University of Erlangen, Erlangen, Germany
cnkurzke@cip.informatik.uni-erlangen.de,
endc01@rrze.uni-erlangen.de and
mdbathel@cip.informatik.uni-erlangen.de
The focus of the WebAssist project is to pre-classify and filter information based on user profiles database which is automatically created by tracing user activities when browsing the Web.
When a user joins the WebAssist system by using the WebAssist proxy, the keywords (determined from META statements within the HTML code) of all Web pages read are collected within the database. Other information about Web documents like request or keyword frequencies, time of last visit and modification time are also stored in the database as they are evaluated over time.
After startup time, a huge set of keywords and URLs has been collected and can assist the user in information retrieval. In this phase, the user can also benefit from profiles of other users working on the same project. The resulting URLs will be classified, compared to the user profiles and added to the database.
Besides supporting the user in information retrieval tasks, the WebAssist also helps to maintain personal and group wide hotlists of relevant URLs. New URLs can be made available to all users dependent on the assigned permissions. This greatly simplifies the communication between project members.
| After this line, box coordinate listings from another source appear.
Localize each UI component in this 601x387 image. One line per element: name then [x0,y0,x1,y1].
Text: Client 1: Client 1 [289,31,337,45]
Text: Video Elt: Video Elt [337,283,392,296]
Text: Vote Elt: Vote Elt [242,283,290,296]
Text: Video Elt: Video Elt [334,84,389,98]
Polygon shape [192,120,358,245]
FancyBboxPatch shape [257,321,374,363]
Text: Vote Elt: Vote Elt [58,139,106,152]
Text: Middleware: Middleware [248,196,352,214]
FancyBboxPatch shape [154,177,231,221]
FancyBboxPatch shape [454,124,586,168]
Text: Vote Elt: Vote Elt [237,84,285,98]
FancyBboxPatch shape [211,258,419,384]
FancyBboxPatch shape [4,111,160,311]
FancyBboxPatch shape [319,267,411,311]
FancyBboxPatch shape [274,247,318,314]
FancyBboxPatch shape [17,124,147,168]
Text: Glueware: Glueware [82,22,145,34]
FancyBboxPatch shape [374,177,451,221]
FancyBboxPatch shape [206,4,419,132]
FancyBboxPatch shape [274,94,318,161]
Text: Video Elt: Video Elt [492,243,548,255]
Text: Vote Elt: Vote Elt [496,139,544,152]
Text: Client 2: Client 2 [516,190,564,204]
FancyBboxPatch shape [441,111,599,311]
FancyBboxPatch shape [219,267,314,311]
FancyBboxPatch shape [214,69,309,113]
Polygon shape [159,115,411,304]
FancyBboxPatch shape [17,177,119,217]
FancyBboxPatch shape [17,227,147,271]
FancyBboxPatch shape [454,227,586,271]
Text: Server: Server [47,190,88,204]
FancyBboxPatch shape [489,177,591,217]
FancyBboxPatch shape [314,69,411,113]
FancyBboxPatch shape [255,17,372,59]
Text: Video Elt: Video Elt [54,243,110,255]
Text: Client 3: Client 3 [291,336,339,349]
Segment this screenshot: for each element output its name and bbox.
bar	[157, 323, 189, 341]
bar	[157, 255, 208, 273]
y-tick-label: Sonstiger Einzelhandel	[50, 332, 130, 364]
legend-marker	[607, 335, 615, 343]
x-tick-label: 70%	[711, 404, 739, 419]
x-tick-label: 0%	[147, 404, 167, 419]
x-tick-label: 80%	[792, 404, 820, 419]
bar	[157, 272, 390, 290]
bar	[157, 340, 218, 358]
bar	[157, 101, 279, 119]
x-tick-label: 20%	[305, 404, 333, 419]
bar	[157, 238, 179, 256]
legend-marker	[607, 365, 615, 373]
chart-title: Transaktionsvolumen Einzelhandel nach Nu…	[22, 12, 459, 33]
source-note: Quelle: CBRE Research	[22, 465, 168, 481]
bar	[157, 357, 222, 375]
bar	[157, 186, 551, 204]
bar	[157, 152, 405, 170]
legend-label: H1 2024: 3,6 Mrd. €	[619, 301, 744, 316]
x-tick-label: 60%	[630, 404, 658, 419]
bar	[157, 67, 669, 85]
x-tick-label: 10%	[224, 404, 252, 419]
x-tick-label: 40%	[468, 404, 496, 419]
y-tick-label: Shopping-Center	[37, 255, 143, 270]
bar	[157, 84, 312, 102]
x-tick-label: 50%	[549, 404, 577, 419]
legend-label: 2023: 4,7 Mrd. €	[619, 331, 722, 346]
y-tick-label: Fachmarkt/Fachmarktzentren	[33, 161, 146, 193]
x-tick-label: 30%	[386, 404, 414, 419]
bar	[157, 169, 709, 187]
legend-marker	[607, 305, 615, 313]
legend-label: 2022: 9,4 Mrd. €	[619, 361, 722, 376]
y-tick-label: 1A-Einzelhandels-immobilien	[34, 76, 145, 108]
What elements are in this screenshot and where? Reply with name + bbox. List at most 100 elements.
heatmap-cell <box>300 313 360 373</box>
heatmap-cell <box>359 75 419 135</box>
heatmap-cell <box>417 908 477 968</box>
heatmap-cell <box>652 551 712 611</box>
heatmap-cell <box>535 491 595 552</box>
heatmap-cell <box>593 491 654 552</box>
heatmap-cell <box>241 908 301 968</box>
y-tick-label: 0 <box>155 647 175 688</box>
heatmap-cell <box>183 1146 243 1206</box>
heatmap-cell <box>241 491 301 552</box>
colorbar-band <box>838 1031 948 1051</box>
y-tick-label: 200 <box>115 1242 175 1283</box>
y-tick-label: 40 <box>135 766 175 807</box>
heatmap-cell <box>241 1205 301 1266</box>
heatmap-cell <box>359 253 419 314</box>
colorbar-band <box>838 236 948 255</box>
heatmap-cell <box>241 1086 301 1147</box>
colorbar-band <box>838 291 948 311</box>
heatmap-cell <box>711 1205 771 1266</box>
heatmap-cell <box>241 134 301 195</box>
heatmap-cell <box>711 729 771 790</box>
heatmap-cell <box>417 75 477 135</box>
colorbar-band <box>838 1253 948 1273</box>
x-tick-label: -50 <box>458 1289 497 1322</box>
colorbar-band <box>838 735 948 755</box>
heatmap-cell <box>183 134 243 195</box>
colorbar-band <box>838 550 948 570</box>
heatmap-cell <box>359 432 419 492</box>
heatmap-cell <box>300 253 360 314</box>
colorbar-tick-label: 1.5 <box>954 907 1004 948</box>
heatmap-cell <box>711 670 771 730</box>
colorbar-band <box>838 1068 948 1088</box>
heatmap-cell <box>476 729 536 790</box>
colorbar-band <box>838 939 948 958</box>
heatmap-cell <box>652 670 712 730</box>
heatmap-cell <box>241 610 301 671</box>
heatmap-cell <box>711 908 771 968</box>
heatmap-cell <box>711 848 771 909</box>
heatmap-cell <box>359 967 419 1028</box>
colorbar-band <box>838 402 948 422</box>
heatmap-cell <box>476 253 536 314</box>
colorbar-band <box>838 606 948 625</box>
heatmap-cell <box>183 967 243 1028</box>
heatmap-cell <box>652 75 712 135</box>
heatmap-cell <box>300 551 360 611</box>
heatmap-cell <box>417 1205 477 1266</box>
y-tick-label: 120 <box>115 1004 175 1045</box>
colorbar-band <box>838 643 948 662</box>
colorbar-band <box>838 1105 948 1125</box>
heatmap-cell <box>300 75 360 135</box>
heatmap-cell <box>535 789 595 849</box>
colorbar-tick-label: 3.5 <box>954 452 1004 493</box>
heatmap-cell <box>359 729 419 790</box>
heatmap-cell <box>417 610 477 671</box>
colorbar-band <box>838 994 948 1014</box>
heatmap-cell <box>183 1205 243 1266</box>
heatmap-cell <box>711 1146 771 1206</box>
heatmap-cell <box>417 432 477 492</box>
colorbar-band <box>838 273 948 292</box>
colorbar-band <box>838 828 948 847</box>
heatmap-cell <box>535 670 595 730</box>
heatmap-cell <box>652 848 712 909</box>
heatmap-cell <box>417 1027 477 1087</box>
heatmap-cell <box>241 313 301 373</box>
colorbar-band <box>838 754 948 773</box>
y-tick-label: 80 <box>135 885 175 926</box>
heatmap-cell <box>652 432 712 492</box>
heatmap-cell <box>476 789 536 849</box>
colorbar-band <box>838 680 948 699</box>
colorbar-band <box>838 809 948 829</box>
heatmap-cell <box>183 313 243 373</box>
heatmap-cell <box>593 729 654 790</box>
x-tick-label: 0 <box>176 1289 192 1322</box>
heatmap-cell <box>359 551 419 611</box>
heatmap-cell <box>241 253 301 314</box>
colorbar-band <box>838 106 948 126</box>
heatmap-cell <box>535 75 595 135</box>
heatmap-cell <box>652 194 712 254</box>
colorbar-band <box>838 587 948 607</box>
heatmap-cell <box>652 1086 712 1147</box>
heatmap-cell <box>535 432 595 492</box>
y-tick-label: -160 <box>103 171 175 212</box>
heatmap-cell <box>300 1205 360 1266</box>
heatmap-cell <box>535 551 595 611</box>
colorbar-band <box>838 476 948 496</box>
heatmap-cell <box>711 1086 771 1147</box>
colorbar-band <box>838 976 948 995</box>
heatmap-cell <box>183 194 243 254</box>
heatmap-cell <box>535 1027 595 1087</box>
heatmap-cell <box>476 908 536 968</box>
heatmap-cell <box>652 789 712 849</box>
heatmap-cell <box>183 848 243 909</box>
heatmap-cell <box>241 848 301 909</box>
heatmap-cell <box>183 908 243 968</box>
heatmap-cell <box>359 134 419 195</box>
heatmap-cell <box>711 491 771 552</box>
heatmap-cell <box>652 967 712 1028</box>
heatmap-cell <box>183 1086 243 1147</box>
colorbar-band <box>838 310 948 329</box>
Based on this database, automatic tasks like checking for modification can be done periodically, depending on flags associated with the URL.
It is also possible to think of completely automatic information retrieval using the system, based on the set of acquired keywords. These database updates can be accomplished after business hours or during idle times.
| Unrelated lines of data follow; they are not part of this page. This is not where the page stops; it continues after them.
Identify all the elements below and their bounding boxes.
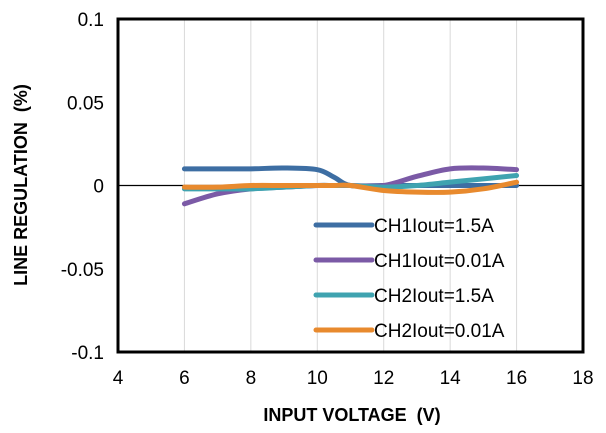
x-tick-label: 18 (572, 368, 593, 389)
x-tick-label: 8 (246, 368, 257, 389)
y-tick-label: -0.1 (71, 343, 104, 364)
series-line-1 (181, 165, 520, 189)
x-tick-label: 16 (506, 368, 527, 389)
y-axis-label: LINE REGULATION (%) (11, 84, 31, 286)
y-tick-label: 0.1 (78, 10, 104, 31)
legend-label-2: CH1Iout=0.01A (374, 251, 505, 272)
series-lines (181, 165, 520, 207)
legend-label-1: CH1Iout=1.5A (374, 216, 494, 237)
y-tick-label: 0.05 (67, 93, 104, 114)
legend-label-4: CH2Iout=0.01A (374, 321, 505, 342)
x-tick-label: 4 (113, 368, 124, 389)
plot-area-frame (116, 17, 585, 354)
legend-label-3: CH2Iout=1.5A (374, 286, 494, 307)
legend: CH1Iout=1.5A CH1Iout=0.01A CH2Iout=1.5A CH2… (313, 216, 505, 342)
x-tick-label: 10 (307, 368, 328, 389)
tick-labels: 4 6 8 10 12 14 16 18 -0.1 -0.05 0 0.05 0.1 (61, 10, 594, 389)
y-tick-label: 0 (93, 177, 104, 198)
x-tick-label: 14 (440, 368, 462, 389)
series-line-4 (181, 179, 520, 195)
x-axis-label: INPUT VOLTAGE (V) (263, 405, 440, 425)
x-tick-label: 6 (179, 368, 190, 389)
x-tick-label: 12 (373, 368, 394, 389)
y-tick-label: -0.05 (61, 260, 104, 281)
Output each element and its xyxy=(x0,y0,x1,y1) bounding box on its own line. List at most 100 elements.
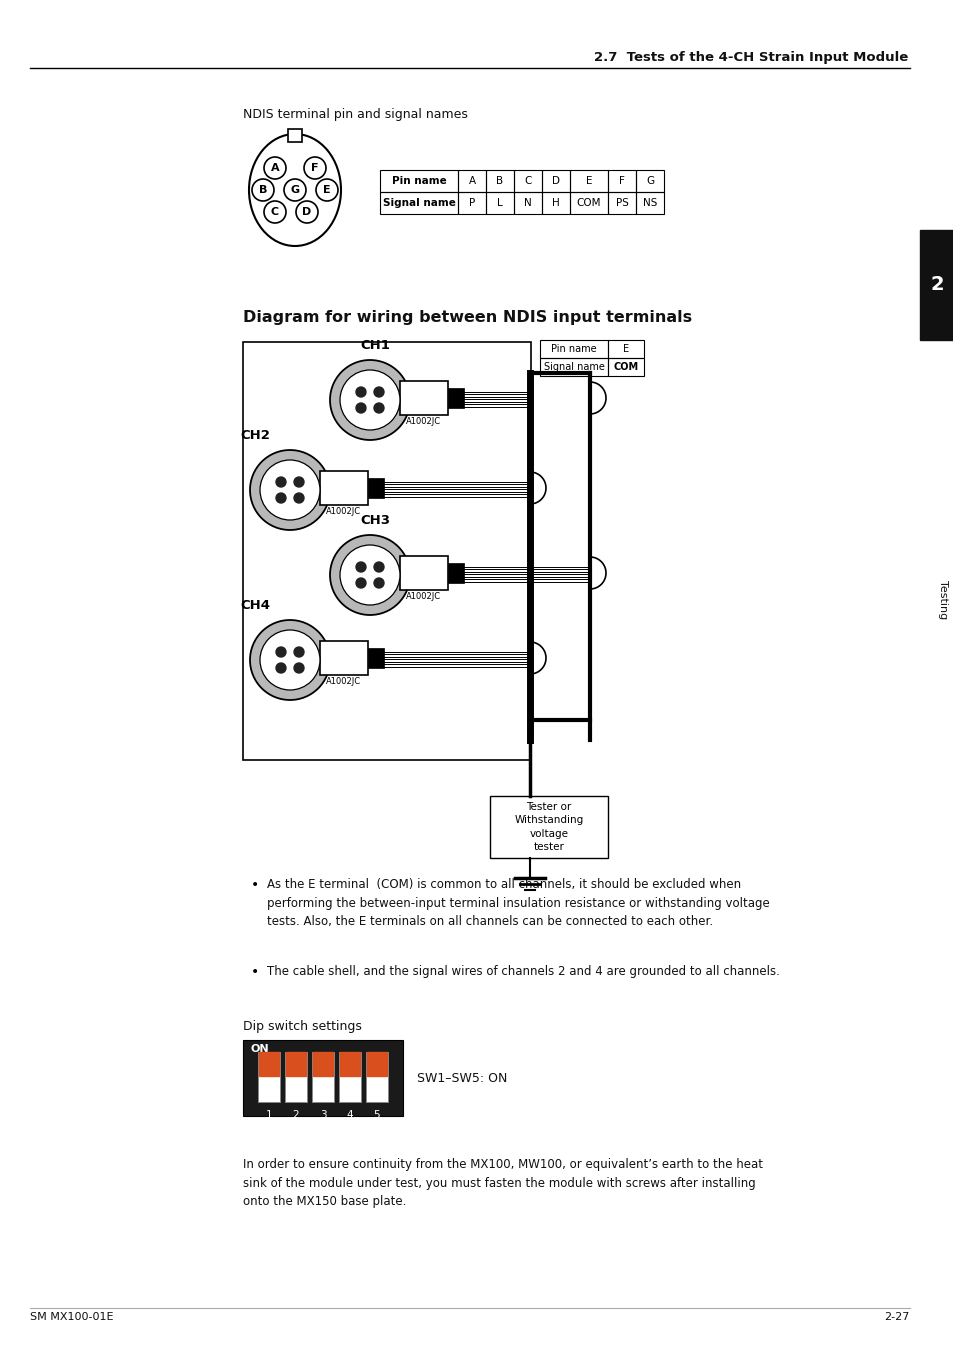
Bar xyxy=(367,1052,387,1076)
Bar xyxy=(514,170,541,192)
Text: A1002JC: A1002JC xyxy=(406,417,441,427)
Circle shape xyxy=(264,157,286,180)
Text: As the E terminal  (COM) is common to all channels, it should be excluded when
p: As the E terminal (COM) is common to all… xyxy=(267,878,769,927)
Bar xyxy=(539,358,607,377)
Bar xyxy=(514,192,541,215)
Text: Testing: Testing xyxy=(937,580,947,620)
Text: E: E xyxy=(323,185,331,194)
Text: F: F xyxy=(618,176,624,186)
Text: B: B xyxy=(258,185,267,194)
Text: N: N xyxy=(523,198,532,208)
Text: A1002JC: A1002JC xyxy=(406,593,441,601)
Circle shape xyxy=(294,647,304,657)
Bar xyxy=(539,340,607,358)
Text: SM MX100-01E: SM MX100-01E xyxy=(30,1312,113,1322)
Text: G: G xyxy=(645,176,654,186)
Bar xyxy=(448,563,463,583)
Ellipse shape xyxy=(249,134,340,246)
Text: Tester or
Withstanding
voltage
tester: Tester or Withstanding voltage tester xyxy=(514,802,583,852)
Circle shape xyxy=(330,535,410,616)
Circle shape xyxy=(295,201,317,223)
Text: NDIS terminal pin and signal names: NDIS terminal pin and signal names xyxy=(243,108,467,122)
Bar xyxy=(258,1052,278,1076)
Text: H: H xyxy=(552,198,559,208)
Text: 2-27: 2-27 xyxy=(883,1312,909,1322)
Circle shape xyxy=(284,180,306,201)
Text: CH1: CH1 xyxy=(359,339,390,352)
Bar xyxy=(243,1040,402,1116)
Circle shape xyxy=(355,404,366,413)
Circle shape xyxy=(355,578,366,589)
Bar xyxy=(490,796,607,859)
Bar xyxy=(339,1052,359,1076)
Circle shape xyxy=(294,477,304,487)
Text: A: A xyxy=(271,163,279,173)
Bar xyxy=(379,192,457,215)
Text: Signal name: Signal name xyxy=(543,362,604,373)
Text: P: P xyxy=(468,198,475,208)
Bar xyxy=(399,381,448,414)
Circle shape xyxy=(275,477,286,487)
Text: •: • xyxy=(251,878,259,892)
Text: 1: 1 xyxy=(265,1110,272,1120)
Bar xyxy=(399,556,448,590)
Text: A1002JC: A1002JC xyxy=(326,676,361,686)
Bar xyxy=(319,641,368,675)
Bar xyxy=(919,230,953,340)
Bar xyxy=(286,1052,306,1076)
Bar xyxy=(485,170,514,192)
Bar xyxy=(636,192,663,215)
Text: CH2: CH2 xyxy=(240,429,270,441)
Circle shape xyxy=(315,180,337,201)
Text: F: F xyxy=(311,163,318,173)
Bar xyxy=(379,170,457,192)
Circle shape xyxy=(355,562,366,572)
Circle shape xyxy=(275,663,286,674)
Circle shape xyxy=(304,157,326,180)
Bar xyxy=(338,1052,360,1102)
Bar xyxy=(485,192,514,215)
Bar xyxy=(285,1052,307,1102)
Bar xyxy=(368,648,384,668)
Bar xyxy=(313,1052,333,1076)
Circle shape xyxy=(374,404,384,413)
Text: B: B xyxy=(496,176,503,186)
Text: 2.7  Tests of the 4-CH Strain Input Module: 2.7 Tests of the 4-CH Strain Input Modul… xyxy=(593,51,907,63)
Bar xyxy=(257,1052,280,1102)
Text: SW1–SW5: ON: SW1–SW5: ON xyxy=(416,1072,507,1084)
Text: CH4: CH4 xyxy=(240,599,270,612)
Text: 5: 5 xyxy=(374,1110,380,1120)
Bar xyxy=(541,192,569,215)
Text: In order to ensure continuity from the MX100, MW100, or equivalent’s earth to th: In order to ensure continuity from the M… xyxy=(243,1158,762,1208)
Bar xyxy=(457,170,485,192)
Bar xyxy=(607,192,636,215)
Bar xyxy=(607,340,643,358)
Bar xyxy=(607,358,643,377)
Circle shape xyxy=(339,545,399,605)
Bar xyxy=(288,130,302,142)
Text: G: G xyxy=(290,185,299,194)
Bar xyxy=(243,342,531,760)
Text: D: D xyxy=(552,176,559,186)
Bar xyxy=(366,1052,388,1102)
Text: Pin name: Pin name xyxy=(392,176,446,186)
Bar xyxy=(312,1052,334,1102)
Text: CH3: CH3 xyxy=(359,514,390,526)
Circle shape xyxy=(252,180,274,201)
Bar xyxy=(569,170,607,192)
Circle shape xyxy=(339,370,399,431)
Text: Dip switch settings: Dip switch settings xyxy=(243,1021,361,1033)
Text: 2: 2 xyxy=(929,275,943,294)
Text: A1002JC: A1002JC xyxy=(326,508,361,516)
Circle shape xyxy=(374,387,384,397)
Circle shape xyxy=(355,387,366,397)
Text: Signal name: Signal name xyxy=(382,198,455,208)
Text: PS: PS xyxy=(615,198,628,208)
Text: 4: 4 xyxy=(346,1110,353,1120)
Text: 2: 2 xyxy=(293,1110,299,1120)
Text: •: • xyxy=(251,965,259,979)
Bar xyxy=(636,170,663,192)
Bar xyxy=(319,471,368,505)
Circle shape xyxy=(250,450,330,531)
Bar xyxy=(607,170,636,192)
Another aproach to increase the accuracy of the database would be using sophisticated mechanisms to generate new relevant keywords, not only from meta statements, but to extract them from the document text as proven to be possible in other studies.
A very close look has to be taken concerning data protection and user privacy. Since WebAssist scans the whole traffic of a user surfing the Internet, the databases offer a deep insight in the user's interest profiles.
Here a way has to be found to secure their privacy, even from the system administrator. This could be achieved by encrypting the database entries.
Still, with the current concept, WebAssist can increase the productivity of working groups, collaborating on projects.